中でも、VPN対応ルータ-は要望に応じてラインアップ。10GbEに対応した有線モデル「VR-U500X」とWi-Fi 6対応の無線VPNルーター「VR-U300W」を用意する。さらにその両者には、UTM(統合脅威管理)機能に対応させるライセンスパックを今冬に販売開始予定という。ライセンス価格は未定だが、今のところイメージとしては、1台あたり年間1万円程度を想定しているとのこと。同社が掲げる「引き算の開発」によって必要な機能に絞ることで、低価格を実現していると紹介した。
小規模ユーザー向け3万円台のWi-Fi 6対応無線LANアクセスポイント「WAPS-AX4」
そして、今回の新製品、SOHO・小規模ユーザー向けのWi-Fi 6対応無線LANアクセスポイント「WAPS-AX4」と「WAPS-AX4/Z」を発表した。
バッファローの調査によると、中小企業のほぼすべてが、少なからず社内でWi-Fiを使っているという。しかし使用している機器は10年以上という回答も約2割あって、速度が遅い、つながらないなどの困りごとが聞かれたという。さらに、Wi-Fi機器のリプレイスを予定している、あるいは検討しているとの回答が合わせて6割あり、その理由の96%が「通信を安定させたい」となっていて、「WAPS-AX4」や「WAPS-AX4/Z」はまさにそうした要望に対応する製品になると紹介した。
両製品の特徴としてはコンパクトなボディでありながら、法人向けに対応する高い機能や耐久性、長期保証を持ち合わせていること。
Wi-Fi 6に対応し、最大通信速度が5GHz帯が1201Mbps、2.4GHz帯は573Mbps。有線LANはPoE対応の1Gbpsポートを持つ。最大接続台数は5GHz帯が64台、2.4GHz帯が64台の合計128台までカバーする。
本体サイズは110×150×35mm(幅×高さ×奥行き)。文庫本ほどのサイズと説明するとおり、コンパクトな筐体で、配線と有線LANポートを触らせないようにするセキュリティカバーが標準で付属する。
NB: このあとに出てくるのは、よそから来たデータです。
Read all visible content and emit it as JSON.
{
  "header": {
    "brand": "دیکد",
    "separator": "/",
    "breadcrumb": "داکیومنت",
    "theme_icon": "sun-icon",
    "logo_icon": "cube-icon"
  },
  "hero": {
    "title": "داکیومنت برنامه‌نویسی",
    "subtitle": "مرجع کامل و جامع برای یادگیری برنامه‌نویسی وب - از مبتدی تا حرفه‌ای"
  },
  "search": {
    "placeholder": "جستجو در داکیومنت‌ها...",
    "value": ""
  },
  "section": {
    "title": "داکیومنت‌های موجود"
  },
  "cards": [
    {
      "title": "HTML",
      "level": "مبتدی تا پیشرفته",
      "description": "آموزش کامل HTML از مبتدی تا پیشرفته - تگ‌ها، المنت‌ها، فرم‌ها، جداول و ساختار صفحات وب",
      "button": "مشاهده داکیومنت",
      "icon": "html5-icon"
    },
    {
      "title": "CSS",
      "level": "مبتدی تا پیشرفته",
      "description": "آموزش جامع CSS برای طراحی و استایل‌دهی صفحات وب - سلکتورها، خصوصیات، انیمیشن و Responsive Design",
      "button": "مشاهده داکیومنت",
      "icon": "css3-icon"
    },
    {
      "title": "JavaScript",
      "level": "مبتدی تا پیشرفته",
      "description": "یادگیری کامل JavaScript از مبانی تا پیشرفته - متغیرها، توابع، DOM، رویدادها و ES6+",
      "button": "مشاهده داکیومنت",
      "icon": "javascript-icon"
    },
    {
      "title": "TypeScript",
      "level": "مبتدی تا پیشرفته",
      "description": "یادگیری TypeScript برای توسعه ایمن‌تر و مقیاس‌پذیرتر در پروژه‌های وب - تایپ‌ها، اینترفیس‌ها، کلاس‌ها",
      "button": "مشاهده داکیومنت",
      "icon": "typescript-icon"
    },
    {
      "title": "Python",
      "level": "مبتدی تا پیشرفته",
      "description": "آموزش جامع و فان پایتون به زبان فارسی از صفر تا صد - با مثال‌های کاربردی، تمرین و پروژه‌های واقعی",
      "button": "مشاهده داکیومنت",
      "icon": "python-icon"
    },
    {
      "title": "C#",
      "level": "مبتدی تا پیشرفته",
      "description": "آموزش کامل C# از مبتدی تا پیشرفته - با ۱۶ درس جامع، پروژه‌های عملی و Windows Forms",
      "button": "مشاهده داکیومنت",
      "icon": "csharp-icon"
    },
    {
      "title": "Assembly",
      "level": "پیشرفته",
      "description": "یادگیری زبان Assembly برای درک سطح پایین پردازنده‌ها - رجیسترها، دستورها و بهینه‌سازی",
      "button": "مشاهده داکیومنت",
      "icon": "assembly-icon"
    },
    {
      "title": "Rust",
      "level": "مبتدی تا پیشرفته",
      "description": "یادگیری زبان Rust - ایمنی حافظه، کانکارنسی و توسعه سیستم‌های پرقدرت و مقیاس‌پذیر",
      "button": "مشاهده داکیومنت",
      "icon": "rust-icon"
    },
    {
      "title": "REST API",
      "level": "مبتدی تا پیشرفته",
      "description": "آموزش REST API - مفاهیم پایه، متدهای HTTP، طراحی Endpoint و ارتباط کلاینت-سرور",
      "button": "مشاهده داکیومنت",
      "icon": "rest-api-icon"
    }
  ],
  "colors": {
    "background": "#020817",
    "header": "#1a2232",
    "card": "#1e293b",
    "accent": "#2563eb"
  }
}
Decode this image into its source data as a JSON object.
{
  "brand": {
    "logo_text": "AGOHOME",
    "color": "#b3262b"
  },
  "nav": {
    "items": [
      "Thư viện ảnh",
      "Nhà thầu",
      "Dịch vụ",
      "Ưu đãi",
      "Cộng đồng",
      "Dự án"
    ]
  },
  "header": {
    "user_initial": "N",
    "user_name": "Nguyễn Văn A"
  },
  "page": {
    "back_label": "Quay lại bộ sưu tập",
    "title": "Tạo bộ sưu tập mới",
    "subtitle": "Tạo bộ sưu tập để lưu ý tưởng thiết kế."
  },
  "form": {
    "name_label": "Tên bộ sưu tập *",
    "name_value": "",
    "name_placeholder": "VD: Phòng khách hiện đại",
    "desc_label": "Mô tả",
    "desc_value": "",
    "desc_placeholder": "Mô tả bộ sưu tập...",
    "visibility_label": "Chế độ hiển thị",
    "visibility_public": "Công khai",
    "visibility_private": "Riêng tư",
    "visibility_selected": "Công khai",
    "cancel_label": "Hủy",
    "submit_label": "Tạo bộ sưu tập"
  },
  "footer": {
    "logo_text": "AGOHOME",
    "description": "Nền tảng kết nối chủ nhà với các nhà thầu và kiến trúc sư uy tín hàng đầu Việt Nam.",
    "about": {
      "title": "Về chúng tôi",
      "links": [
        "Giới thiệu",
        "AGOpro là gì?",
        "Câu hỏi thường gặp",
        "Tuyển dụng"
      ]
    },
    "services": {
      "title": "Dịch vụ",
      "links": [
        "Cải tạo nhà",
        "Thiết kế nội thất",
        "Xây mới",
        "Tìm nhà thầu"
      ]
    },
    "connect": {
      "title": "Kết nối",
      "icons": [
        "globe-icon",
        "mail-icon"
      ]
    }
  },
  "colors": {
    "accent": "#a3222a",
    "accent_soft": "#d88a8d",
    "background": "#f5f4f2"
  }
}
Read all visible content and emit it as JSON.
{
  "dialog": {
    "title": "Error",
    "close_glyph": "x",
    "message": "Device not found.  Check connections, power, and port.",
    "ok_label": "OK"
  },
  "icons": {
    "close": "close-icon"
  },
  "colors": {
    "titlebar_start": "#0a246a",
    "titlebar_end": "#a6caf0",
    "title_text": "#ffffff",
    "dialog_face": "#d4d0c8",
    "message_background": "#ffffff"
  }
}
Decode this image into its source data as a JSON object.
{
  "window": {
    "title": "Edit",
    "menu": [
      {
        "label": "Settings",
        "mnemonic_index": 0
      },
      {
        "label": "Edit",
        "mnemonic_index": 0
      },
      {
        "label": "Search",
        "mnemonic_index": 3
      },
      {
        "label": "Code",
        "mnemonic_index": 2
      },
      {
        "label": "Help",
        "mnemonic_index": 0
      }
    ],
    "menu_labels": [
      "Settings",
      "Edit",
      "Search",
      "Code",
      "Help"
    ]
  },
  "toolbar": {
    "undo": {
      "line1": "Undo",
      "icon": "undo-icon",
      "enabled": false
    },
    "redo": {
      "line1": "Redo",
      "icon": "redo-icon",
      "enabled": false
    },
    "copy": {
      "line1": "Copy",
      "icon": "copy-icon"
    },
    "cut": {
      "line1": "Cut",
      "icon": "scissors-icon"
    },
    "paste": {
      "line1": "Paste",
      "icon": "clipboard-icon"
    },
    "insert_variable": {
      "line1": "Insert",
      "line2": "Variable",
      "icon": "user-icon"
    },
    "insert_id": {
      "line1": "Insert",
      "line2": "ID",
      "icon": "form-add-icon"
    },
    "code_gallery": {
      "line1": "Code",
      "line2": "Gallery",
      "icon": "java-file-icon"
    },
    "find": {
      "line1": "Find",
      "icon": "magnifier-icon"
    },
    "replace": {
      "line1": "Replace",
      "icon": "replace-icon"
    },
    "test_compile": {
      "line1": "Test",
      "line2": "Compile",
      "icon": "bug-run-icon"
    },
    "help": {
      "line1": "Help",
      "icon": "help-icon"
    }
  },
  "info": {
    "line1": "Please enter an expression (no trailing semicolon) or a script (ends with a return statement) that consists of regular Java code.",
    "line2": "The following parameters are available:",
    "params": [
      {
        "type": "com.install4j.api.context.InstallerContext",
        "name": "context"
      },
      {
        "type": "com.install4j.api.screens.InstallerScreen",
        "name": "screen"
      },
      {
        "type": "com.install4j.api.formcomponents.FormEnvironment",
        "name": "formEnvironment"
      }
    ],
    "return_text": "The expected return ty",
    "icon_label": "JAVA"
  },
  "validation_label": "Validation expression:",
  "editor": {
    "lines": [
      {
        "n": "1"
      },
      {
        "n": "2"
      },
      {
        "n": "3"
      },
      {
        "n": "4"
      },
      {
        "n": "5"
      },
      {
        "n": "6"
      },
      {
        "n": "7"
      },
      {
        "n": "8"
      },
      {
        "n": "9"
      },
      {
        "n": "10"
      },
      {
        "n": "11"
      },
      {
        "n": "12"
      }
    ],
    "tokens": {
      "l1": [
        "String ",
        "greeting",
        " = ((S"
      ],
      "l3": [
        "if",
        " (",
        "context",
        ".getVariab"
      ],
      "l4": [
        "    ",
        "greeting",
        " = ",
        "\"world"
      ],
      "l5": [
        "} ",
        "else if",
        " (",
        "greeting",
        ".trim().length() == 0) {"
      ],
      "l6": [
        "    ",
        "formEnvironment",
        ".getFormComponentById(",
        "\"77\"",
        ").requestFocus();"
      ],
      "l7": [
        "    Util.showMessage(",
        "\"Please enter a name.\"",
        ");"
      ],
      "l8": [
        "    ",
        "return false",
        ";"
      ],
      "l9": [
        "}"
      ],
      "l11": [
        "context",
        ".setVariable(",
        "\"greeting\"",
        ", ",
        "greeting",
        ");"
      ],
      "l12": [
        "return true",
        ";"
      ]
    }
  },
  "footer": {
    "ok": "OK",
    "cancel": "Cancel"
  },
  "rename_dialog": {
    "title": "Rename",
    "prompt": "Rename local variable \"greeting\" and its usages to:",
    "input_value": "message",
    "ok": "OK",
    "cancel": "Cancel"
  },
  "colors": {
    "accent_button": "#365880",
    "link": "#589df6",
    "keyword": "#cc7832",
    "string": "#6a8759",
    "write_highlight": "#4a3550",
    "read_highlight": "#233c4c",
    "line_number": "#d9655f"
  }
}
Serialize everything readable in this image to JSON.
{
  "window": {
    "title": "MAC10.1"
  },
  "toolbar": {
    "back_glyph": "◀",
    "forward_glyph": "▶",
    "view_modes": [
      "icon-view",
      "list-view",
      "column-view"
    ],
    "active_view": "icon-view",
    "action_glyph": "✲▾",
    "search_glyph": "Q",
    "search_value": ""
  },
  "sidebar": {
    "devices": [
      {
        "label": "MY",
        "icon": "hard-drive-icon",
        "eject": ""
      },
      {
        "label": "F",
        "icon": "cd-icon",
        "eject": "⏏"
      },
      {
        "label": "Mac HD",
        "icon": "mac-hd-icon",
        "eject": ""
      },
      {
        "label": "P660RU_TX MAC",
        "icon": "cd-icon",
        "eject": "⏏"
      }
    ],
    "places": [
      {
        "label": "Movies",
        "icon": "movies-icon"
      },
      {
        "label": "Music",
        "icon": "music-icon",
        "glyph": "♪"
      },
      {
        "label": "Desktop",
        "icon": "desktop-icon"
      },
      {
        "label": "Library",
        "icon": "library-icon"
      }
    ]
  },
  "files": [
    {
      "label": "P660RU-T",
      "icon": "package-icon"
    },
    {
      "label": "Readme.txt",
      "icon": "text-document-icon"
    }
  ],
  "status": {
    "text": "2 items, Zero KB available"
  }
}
細かな部分にも配慮していて、従来品となる「WAPS-1266」からの置き換えでは、壁掛け金具が流用できるようにネジ穴の寸法を共通にしたと言う。LANケーブルもそのまま使えば、本体のみの付けかえでリプレイスが可能になっている。
安定した動作を実現するために干渉する電波を自動回避する機能を持たせていることや、来客向けに、社内ネットワークとは切り離した形でWi-Fiによるインターネット接続を提供するゲストポート機能を搭載していると製品の魅力を説明。また、従来モデルのユーザーであれば、壁掛けの機器を交換するだけでリプレイスが済んでしまうことは、現場から要望が非常に多いところで、ユーザーによろこんでいただける部分ではないかと自信をのぞかせた。
「WAPS-AX4/Z」は「WAPS-AX4」のキキNaviクラウドゼロタッチ専用型番で受注生産品となっている。キキNavi上で事前に設定した機器設定情報を、導入先でインターネット接続するだけで自動で反映できるもので、多くの機材を各所で導入する場合に設定作業の簡略化を実現することができる。
「WAPS-AX4」と「WAPS-AX4/Z」は、標準3年+Web登録による2年の延長保証を用意。また、動作環境温度は最高45℃に対応する。発売は8月上旬で、価格はいずれも3万8280円。